This paper addresses gas nominations and allocations in gas transmission networks. An integrated system is designed to use both the current state of the network and the operational schedule to verify the feasibility of each Shipper's nomination. After the description of the gas management system, a case study will be used to demonstrate the integrated application of the gas management system and the on-line models to an operational pipeline network. The applicability of the integrated approach to other networks will then be addressed together with its potentials and limitations.


Gas Management System.


Rate in Force.

Producers: entities that have gas reserves.

Consumers (also "Offtaker"): entities that have gas demand.

Shippers: dealers or brokers of gas who broker transactions between the Producers and the Consumers. Shippers may also trade allocated capacity with other Shippers. A Shipper can request a series of nominations for registered consumers. A consumer is serviced by a single Shipper.

Transporter: operator and maintainer of the pipeline network - PGN (PT Perusahaan Gas Negara Tbk) in the case study.

Receipt Point Operators: parties who are responsible for defining the pipeline control settings to meet the requested Rate in Force ("RiF") for all contracted Shippers.
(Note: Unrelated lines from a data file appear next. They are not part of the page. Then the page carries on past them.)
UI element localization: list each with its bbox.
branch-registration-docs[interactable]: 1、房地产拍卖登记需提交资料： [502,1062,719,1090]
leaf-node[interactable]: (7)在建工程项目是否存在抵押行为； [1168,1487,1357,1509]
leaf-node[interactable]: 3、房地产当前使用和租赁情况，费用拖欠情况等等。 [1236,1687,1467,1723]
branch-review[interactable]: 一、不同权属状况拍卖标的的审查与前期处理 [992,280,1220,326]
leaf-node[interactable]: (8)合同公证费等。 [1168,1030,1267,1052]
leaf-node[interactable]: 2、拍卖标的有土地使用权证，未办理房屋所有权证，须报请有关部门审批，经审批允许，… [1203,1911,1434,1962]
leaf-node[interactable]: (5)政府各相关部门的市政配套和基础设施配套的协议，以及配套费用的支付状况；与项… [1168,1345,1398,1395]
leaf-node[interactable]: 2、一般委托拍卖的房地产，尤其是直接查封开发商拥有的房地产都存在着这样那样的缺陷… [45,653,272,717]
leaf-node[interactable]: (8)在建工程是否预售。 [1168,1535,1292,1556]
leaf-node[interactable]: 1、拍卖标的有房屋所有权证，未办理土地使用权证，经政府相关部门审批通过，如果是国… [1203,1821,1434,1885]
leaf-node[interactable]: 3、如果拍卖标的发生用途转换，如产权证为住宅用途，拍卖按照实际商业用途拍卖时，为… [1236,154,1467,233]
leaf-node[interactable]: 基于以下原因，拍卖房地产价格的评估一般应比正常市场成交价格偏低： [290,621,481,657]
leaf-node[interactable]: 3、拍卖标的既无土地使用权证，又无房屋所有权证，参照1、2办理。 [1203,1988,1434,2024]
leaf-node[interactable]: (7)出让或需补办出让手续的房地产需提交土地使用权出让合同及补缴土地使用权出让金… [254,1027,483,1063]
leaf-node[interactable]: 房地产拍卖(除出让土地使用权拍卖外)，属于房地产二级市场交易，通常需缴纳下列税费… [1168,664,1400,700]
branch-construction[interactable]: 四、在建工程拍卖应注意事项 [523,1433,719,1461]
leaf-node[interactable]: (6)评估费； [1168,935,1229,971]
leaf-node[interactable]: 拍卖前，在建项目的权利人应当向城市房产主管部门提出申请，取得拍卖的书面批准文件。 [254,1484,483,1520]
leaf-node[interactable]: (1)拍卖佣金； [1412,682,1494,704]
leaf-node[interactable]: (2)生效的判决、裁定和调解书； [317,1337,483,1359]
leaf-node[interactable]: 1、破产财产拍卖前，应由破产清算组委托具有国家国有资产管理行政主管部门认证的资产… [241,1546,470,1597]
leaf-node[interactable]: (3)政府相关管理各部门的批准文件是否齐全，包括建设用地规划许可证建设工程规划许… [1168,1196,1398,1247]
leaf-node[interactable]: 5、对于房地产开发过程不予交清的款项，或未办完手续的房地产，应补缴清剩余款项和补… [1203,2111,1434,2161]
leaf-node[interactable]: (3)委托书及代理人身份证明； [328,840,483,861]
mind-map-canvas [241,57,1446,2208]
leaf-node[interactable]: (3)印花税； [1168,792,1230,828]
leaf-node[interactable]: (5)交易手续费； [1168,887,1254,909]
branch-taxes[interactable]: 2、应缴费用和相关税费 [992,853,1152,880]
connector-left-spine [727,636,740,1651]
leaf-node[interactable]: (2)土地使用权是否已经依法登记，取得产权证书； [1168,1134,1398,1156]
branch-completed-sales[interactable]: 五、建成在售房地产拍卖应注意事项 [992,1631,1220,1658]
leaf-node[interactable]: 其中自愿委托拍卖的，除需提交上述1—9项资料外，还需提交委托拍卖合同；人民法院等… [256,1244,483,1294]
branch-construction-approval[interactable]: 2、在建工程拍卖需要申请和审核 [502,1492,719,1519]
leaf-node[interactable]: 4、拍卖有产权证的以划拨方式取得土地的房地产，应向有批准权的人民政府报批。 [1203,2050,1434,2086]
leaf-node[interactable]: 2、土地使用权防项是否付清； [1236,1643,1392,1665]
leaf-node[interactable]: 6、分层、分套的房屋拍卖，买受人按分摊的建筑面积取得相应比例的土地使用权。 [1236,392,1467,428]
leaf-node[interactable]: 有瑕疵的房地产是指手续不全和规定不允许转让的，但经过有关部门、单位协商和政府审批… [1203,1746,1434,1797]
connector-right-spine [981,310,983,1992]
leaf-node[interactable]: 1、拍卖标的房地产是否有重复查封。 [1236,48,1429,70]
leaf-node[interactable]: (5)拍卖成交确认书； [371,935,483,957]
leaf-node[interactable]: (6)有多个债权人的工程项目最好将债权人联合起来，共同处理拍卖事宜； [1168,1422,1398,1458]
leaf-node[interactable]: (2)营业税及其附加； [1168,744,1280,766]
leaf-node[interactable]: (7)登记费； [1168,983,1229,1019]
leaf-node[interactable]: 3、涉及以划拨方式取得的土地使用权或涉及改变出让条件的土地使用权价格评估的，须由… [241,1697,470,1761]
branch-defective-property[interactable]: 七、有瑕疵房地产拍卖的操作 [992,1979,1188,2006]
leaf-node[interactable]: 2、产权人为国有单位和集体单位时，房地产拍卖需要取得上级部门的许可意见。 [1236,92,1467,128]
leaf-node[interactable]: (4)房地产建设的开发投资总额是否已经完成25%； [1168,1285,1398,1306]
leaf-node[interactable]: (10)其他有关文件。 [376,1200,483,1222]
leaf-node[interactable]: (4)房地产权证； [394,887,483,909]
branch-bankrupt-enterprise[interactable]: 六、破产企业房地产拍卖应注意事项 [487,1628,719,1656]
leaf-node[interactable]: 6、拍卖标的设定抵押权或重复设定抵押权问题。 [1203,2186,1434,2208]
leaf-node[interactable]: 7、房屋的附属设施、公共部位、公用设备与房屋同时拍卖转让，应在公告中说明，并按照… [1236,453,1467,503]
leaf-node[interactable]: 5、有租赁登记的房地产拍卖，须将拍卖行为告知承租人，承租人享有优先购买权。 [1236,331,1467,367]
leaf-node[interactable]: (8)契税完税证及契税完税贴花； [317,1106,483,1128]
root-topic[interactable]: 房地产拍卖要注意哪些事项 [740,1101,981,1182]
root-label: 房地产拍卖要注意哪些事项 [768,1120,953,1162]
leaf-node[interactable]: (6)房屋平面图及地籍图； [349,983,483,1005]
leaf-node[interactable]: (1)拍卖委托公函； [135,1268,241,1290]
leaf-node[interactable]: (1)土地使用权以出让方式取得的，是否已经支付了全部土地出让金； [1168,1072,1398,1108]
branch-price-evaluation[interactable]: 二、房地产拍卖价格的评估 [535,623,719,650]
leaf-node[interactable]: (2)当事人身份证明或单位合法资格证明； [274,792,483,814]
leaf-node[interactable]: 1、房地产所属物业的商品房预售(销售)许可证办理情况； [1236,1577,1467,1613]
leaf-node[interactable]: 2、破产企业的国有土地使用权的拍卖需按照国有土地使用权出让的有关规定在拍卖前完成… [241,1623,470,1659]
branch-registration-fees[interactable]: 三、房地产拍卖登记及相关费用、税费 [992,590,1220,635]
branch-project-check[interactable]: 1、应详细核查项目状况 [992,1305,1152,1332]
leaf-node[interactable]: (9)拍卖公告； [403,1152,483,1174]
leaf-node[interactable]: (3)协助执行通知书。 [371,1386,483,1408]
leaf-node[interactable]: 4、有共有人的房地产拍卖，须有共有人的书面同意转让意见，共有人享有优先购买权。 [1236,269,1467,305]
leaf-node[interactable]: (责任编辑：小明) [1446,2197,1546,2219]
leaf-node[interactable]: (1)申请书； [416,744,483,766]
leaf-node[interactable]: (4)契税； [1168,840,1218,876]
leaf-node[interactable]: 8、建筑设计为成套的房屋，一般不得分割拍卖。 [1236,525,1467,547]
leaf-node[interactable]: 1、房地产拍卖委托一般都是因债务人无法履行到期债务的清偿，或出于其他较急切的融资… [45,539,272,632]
Billions of British Thermal Unit (BTU). A BTU is the amount of heat necessary to raise one pound of water by 1 degree Farenheit (F). 1 British Thermal Unit (BTU) = 1055 J.


As the demand for gas increases continuously and government authorities de-regulate in many countries, pipeline operating companies are facing increasing challenges. Many companies are now using computer software systems to help pipeline operators to manage their complex networks with multiple demands, (Ref [1], [2], [3], [4]). Recently, government authorities have recently started to specify Gas Management Systems as part of the approval requirements for constructing and operating gas transmission pipelines. For example, in Indonesia, the Transporter was requested to procure and operate a GMS (Ref [5]). Not only is the GMS required to manage daily nominations, it has to accurately model the pipeline transients and dynamics. This requirement made it necessary to develop a GMS that meets all the rules specified in the Pipeline System Rules (Ref [1]) and is fully integrated with a hydraulic simulation package. In the following sections the GMS is described in detail and its application to the gas transmission network is discussed. The paper then closes with the conclusions section.


An on-line pipeline hydraulic modeling system is an excellent tool for calculating and reporting the current (or future) state of a gas pipeline network. The primary function of the GMS is to superimpose onto this model a system of contractual rules, and an awareness of the current status and future requirements of individual stakeholders within the system. It also acts as the primary reporting system, and the real-time messaging manager.